Truncate the parent walk with a root: true declaration in any .styles file:

// Marketing/Styles/default.styles
root: true

primary: boldness(color(#FF6A00))
// ... fully self-contained design system

Files in ancestor folders are not merged. Useful when a sub-project should be a self-contained design system rather than an overlay.

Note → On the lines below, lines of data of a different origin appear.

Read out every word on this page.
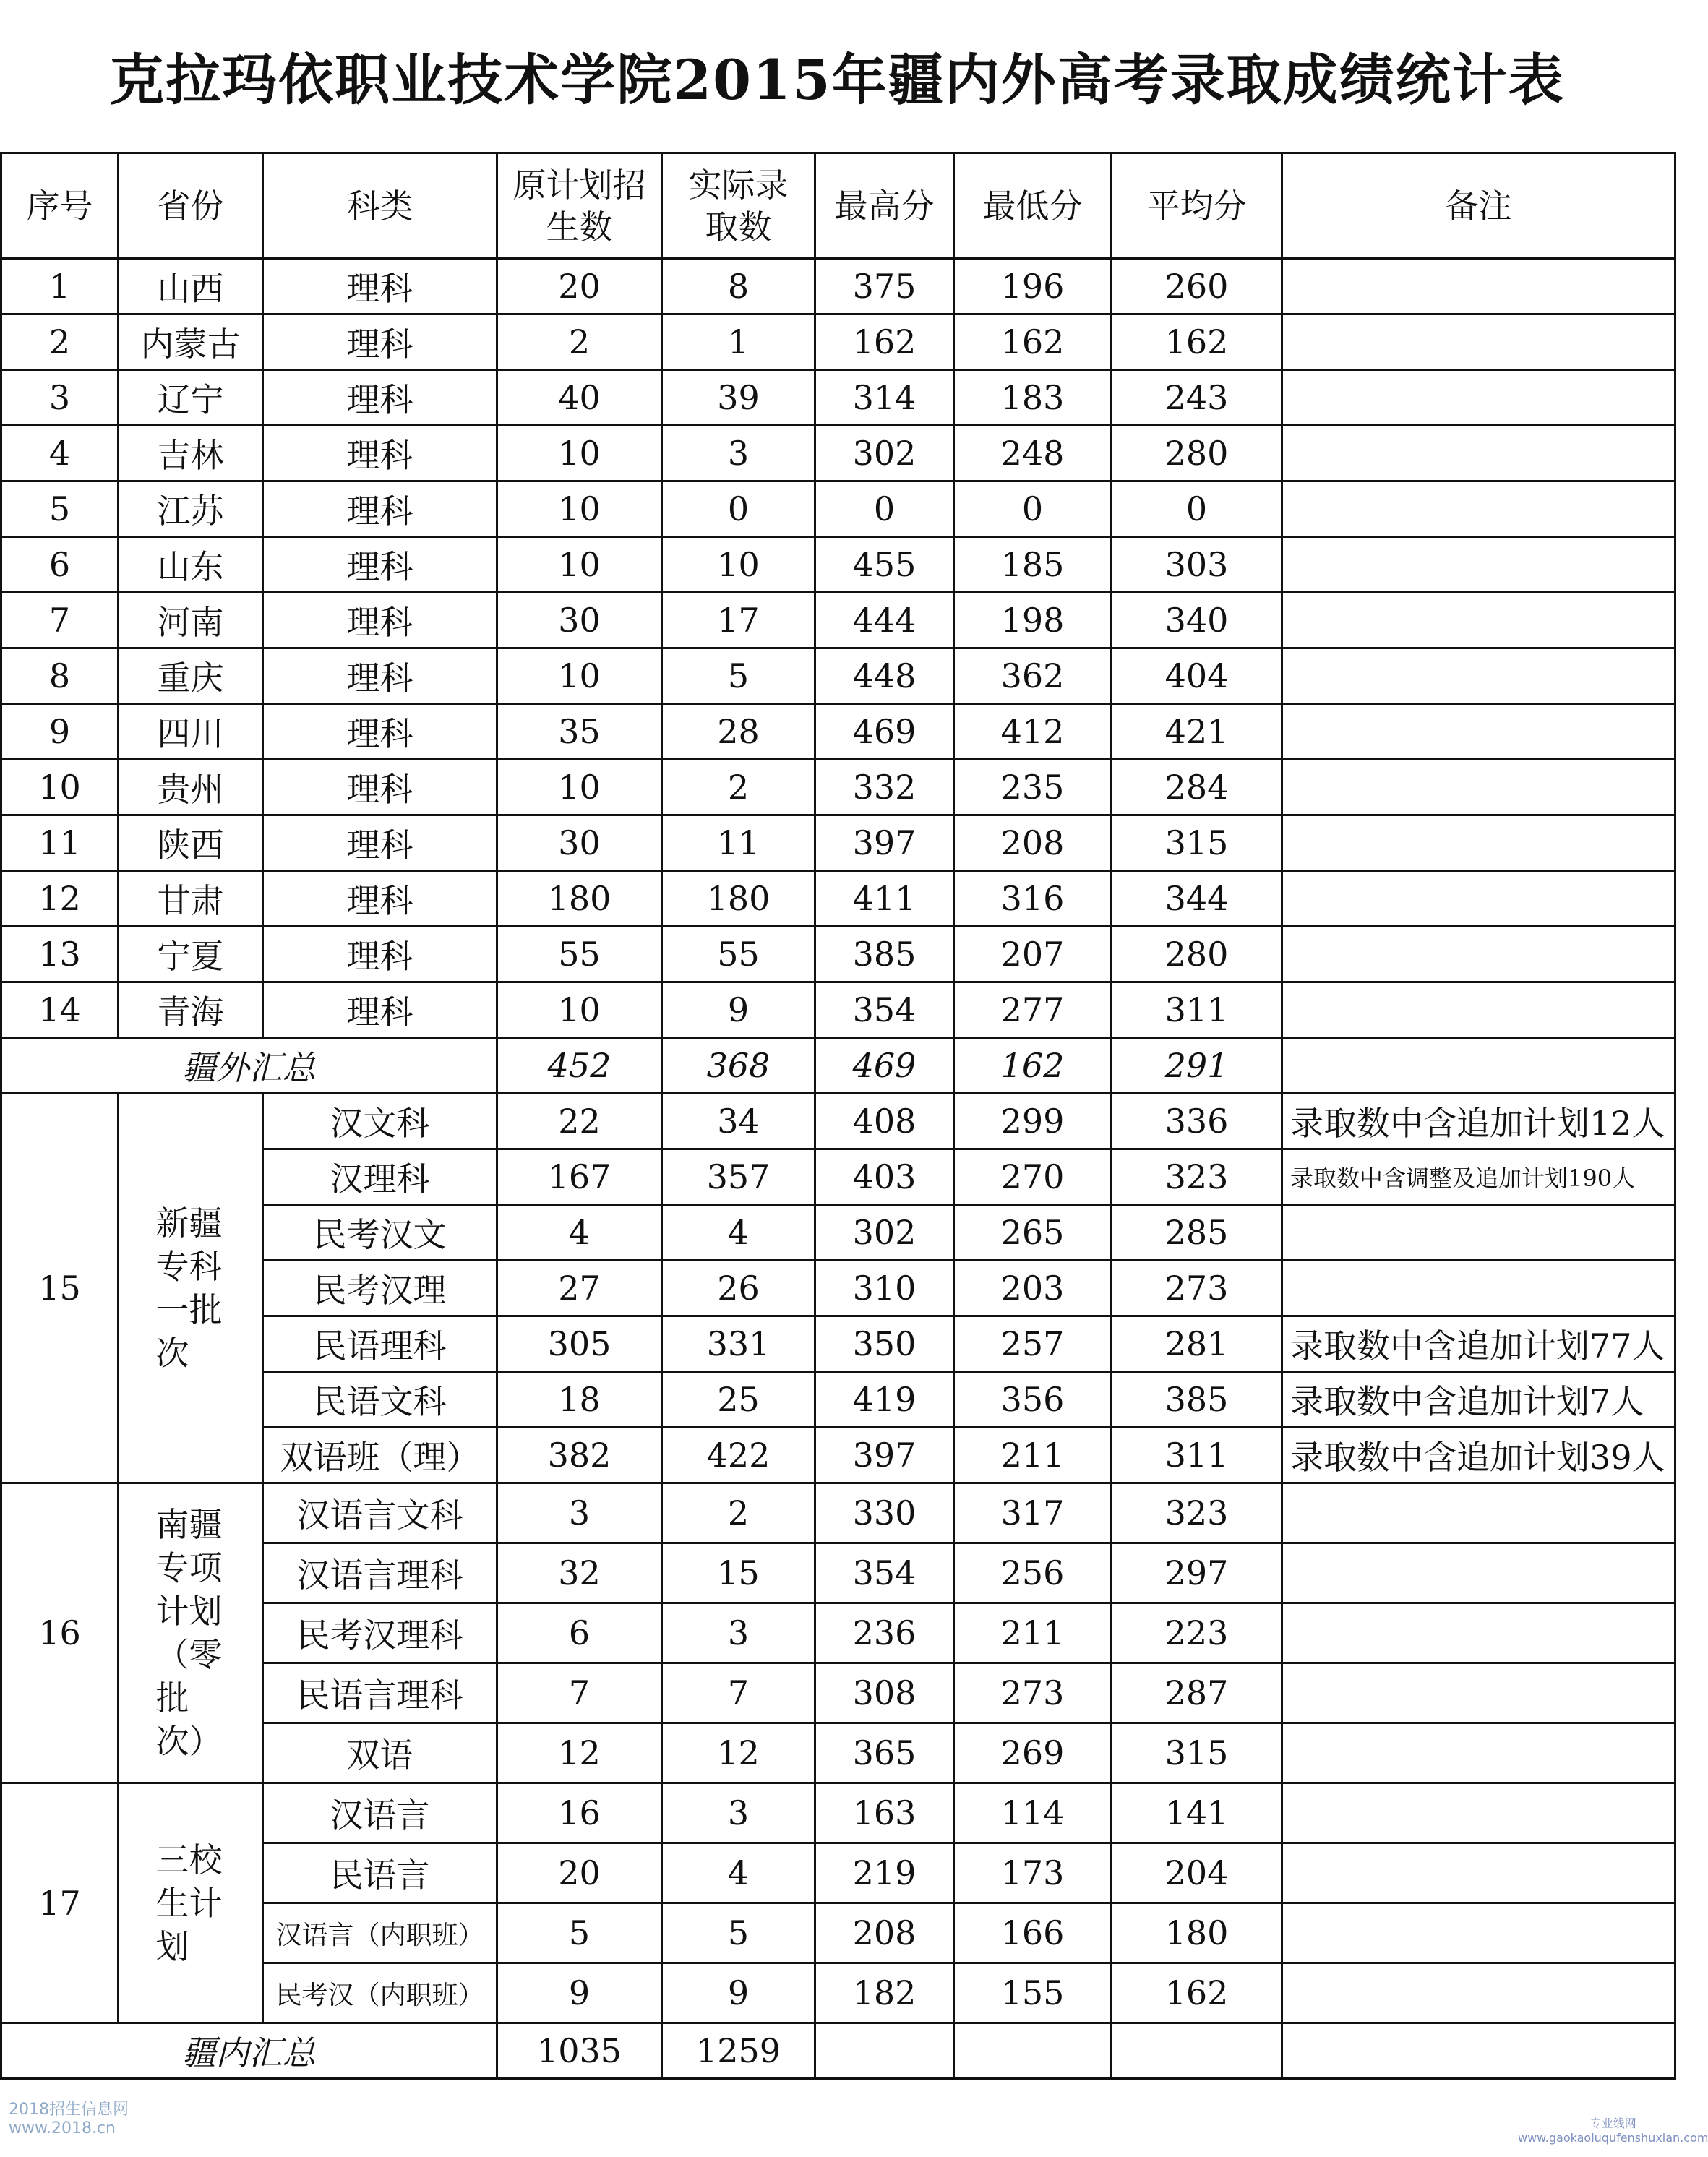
克拉玛依职业技术学院2015年疆内外高考录取成绩统计表
序号	省份	科类	原计划招生数	实际录取数	最高分	最低分	平均分	备注
1	山西	理科	20	8	375	196	260	
2	内蒙古	理科	2	1	162	162	162	
3	辽宁	理科	40	39	314	183	243	
4	吉林	理科	10	3	302	248	280	
5	江苏	理科	10	0	0	0	0	
6	山东	理科	10	10	455	185	303	
7	河南	理科	30	17	444	198	340	
8	重庆	理科	10	5	448	362	404	
9	四川	理科	35	28	469	412	421	
10	贵州	理科	10	2	332	235	284	
11	陕西	理科	30	11	397	208	315	
12	甘肃	理科	180	180	411	316	344	
13	宁夏	理科	55	55	385	207	280	
14	青海	理科	10	9	354	277	311	
疆外汇总			452	368	469	162	291	
15	新疆专科一批次	汉文科	22	34	408	299	336	录取数中含追加计划12人
		汉理科	167	357	403	270	323	录取数中含调整及追加计划190人
		民考汉文	4	4	302	265	285	
		民考汉理	27	26	310	203	273	
		民语理科	305	331	350	257	281	录取数中含追加计划77人
		民语文科	18	25	419	356	385	录取数中含追加计划7人
		双语班（理）	382	422	397	211	311	录取数中含追加计划39人
16	南疆专项计划（零批次）	汉语言文科	3	2	330	317	323	
		汉语言理科	32	15	354	256	297	
		民考汉理科	6	3	236	211	223	
		民语言理科	7	7	308	273	287	
		双语	12	12	365	269	315	
17	三校生计划	汉语言	16	3	163	114	141	
		民语言	20	4	219	173	204	
		汉语言（内职班）	5	5	208	166	180	
		民考汉（内职班）	9	9	182	155	162	
疆内汇总			1035	1259				
2018招生信息网
www.2018.cn	专业线网
www.gaokaoluqufenshuxian.com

This mirrors .editorconfig's root = true behavior exactly.

Putting it together

A reasonable multi-brand, multi-mode setup might look like:

my-project/
├── Styles/
│   ├── default.styles               // base; semantics + chrome aliases; active.brand=acme
│   ├── acme.styles                  // Acme brand deltas
│   └── globex.styles                // Globex brand deltas
└── Internal/
    ├── Styles/
    │   ├── default.styles           // root: true; standalone internal-tools system
    │   └── alpha.styles             // an internal alpha-build brand
    └── Dashboard.design

Switching theme to dark walks every semantic's branches and picks the dark variant where one exists (and the boldness/tshirt/looseness generators do their auto-flip). Setting active.brand to globex applies the Globex overlay across the whole design (or per element). Canvases under Internal/ use a separate, isolated design system.

Tip: If you're not sure which design system applies to an element, the right toolbar's Design system section shows the active brand and modes. Hover a dropdown to see where each value is inherited from (e.g. "Theme · Inherited from canvas", "Inherited from folder default").